I am not saying that they are mean spirited or bad or corrupt.
They just don't see things the way we think judges should see
things. My sense is that there are only a few places in the
world where you are going to have a lot of people who could be
panelists with that kind of framework. And that's not a very
good system.

If you look at the kind of people that are proposed many times
on these panels you would be amazed. I mean, you have cases
where there are thousands of jobs and hundreds of millions of
dollars, and the WTO in one recent case, for example, proposed
to us a panelist who was a 29-year-old lawyer about three
years out of law school in the Pacific.

And you say to yourself this is not possible. No country in
the world, at least not in America, would you take someone
with that kind of experience and make him a judge to decide
whether or not what the Congress did was right or wrong. And
there are other examples, examples of people with clear bias.
And probably worst of all panelists proposed where you have
about ten lines of information on the person.

It's not a system that makes any sense. It's not a system
that's in the plaintiff's interest, and it's not a system, in
my judgment at least, that's in the defendant's interest. Now,
if you look at the results my sense is that the U.S. is not
doing very well.

I guess my premise is that no one is doing very well. But my
sense is that the U.S., are we winning more cases than we are
losing? Yes. But that doesn't really tell you very much. And I
am sure Alan Wolff talked about that. We are losing important
cases, main cases.

If you look at what goes on in the WTO, people that challenge
laws in other countries almost always win. I mean, they are
very likely to win. And in our own case the only time we have
had one challenge that we didn't lose was this U.K. 301 thing
in which case we went in there and said, listen, we concede
that we will never do anything you don't want us to do. And
then the panel said, well, we can hardly say you are wrong
about that. You know, assuming all that you say is true, then
we will let you win. I guess what I am saying is it was really
not a victory in any real sense.

I think that what we are going to see and what we haven't seen
is going to get worse and not better. I think that the
Japanese, for example, have made a decision that they are
going to challenge laws in the United States. Every single
chance they get they are going to go to the WTO. I think that
is a natural outgrowth of a system that doesn't make any
sense, but I think they have made a conscious decision,
sitting in Tokyo somewhere, to do this.

They have spent a lot of money to challenge all these things.
The net result of that is not going to be what we wanted,
which is to say less trouble in trade. There's going to be
more trouble in trade.

And I think that the future bodes very badly.
Now, what would I do, assuming you couldn't have any
negotiation, you just got rid of this thing and went back to
the old system, at a minimum we ought to do something like Mr.
Carten (phonetic) and Senator Dole and Senator Moynihan and
others proposed.

And that is to say at some point when this process is over,
get some group of non-political independent Americans to sit
down and assess whether or not what was done was right the way
we view law. My own sense is, really, that every country ought
to do that.

Every country ought to sit back and say we want to have a
group of people, eminent people, I would say judges, but
eminent people, who say: "I am going to make a decision as to
whether or not outside of the context of politics or economic
interest, just as a legal matter, what that panel did is
right." And I think everybody ought to do that. And then if
you see a pattern take some kind of action.

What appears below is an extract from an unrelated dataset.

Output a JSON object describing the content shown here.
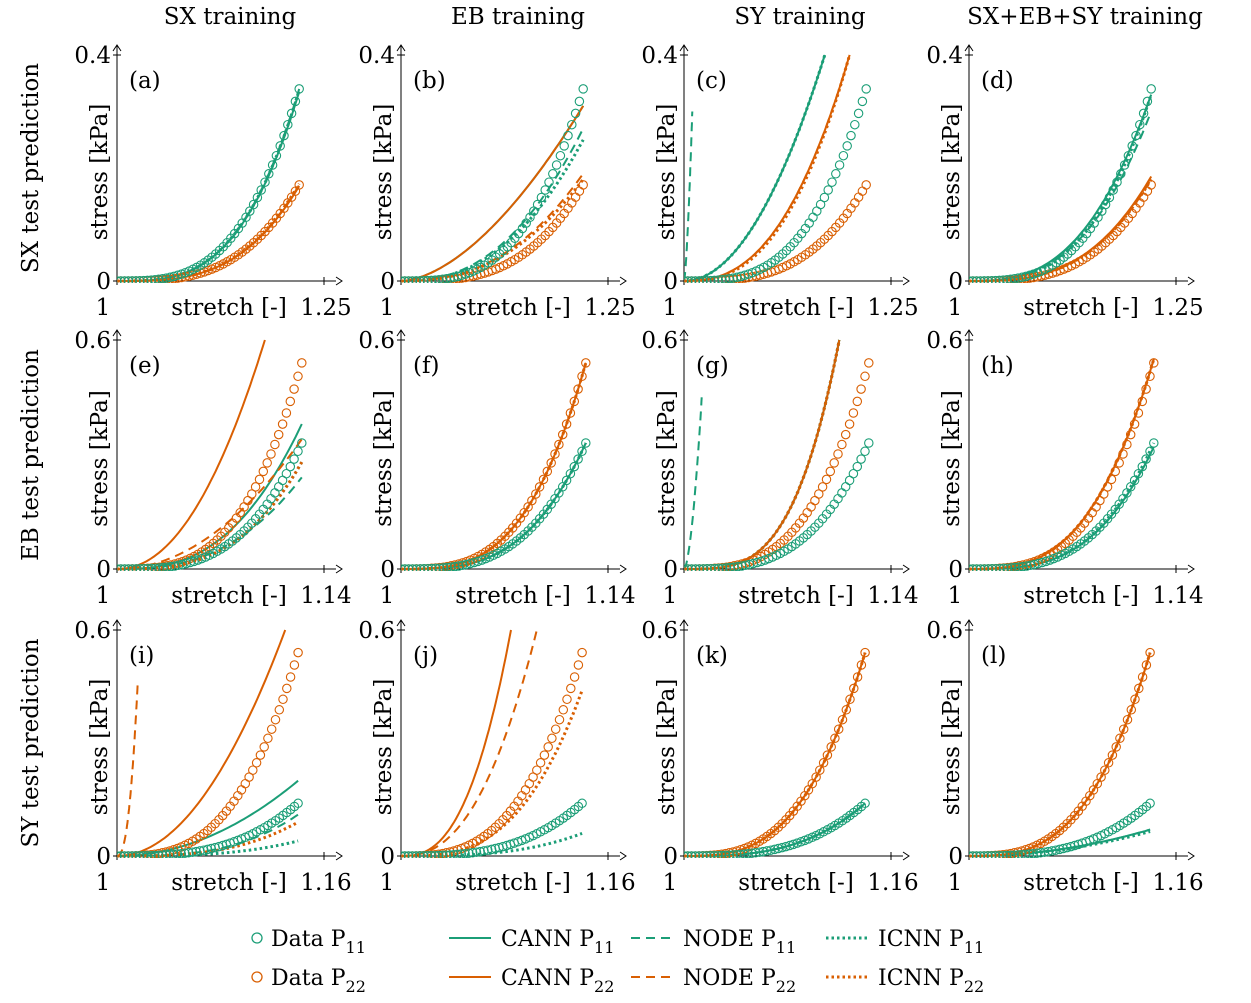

But absent that I think what you are going to end up with is
more tension, more problems. And, I guess to sort of tie this
up and bring it back to where I began, we are going to see it
being harder to have real negotiations to set up regulations
that should be dealing with the real important problems of
globalization in the future. And that is probably things like
labor and the environment, the whole lot of other things, too,
that have to be dealt with, and that are going to be hard to
deal with if we have this process creating irritation.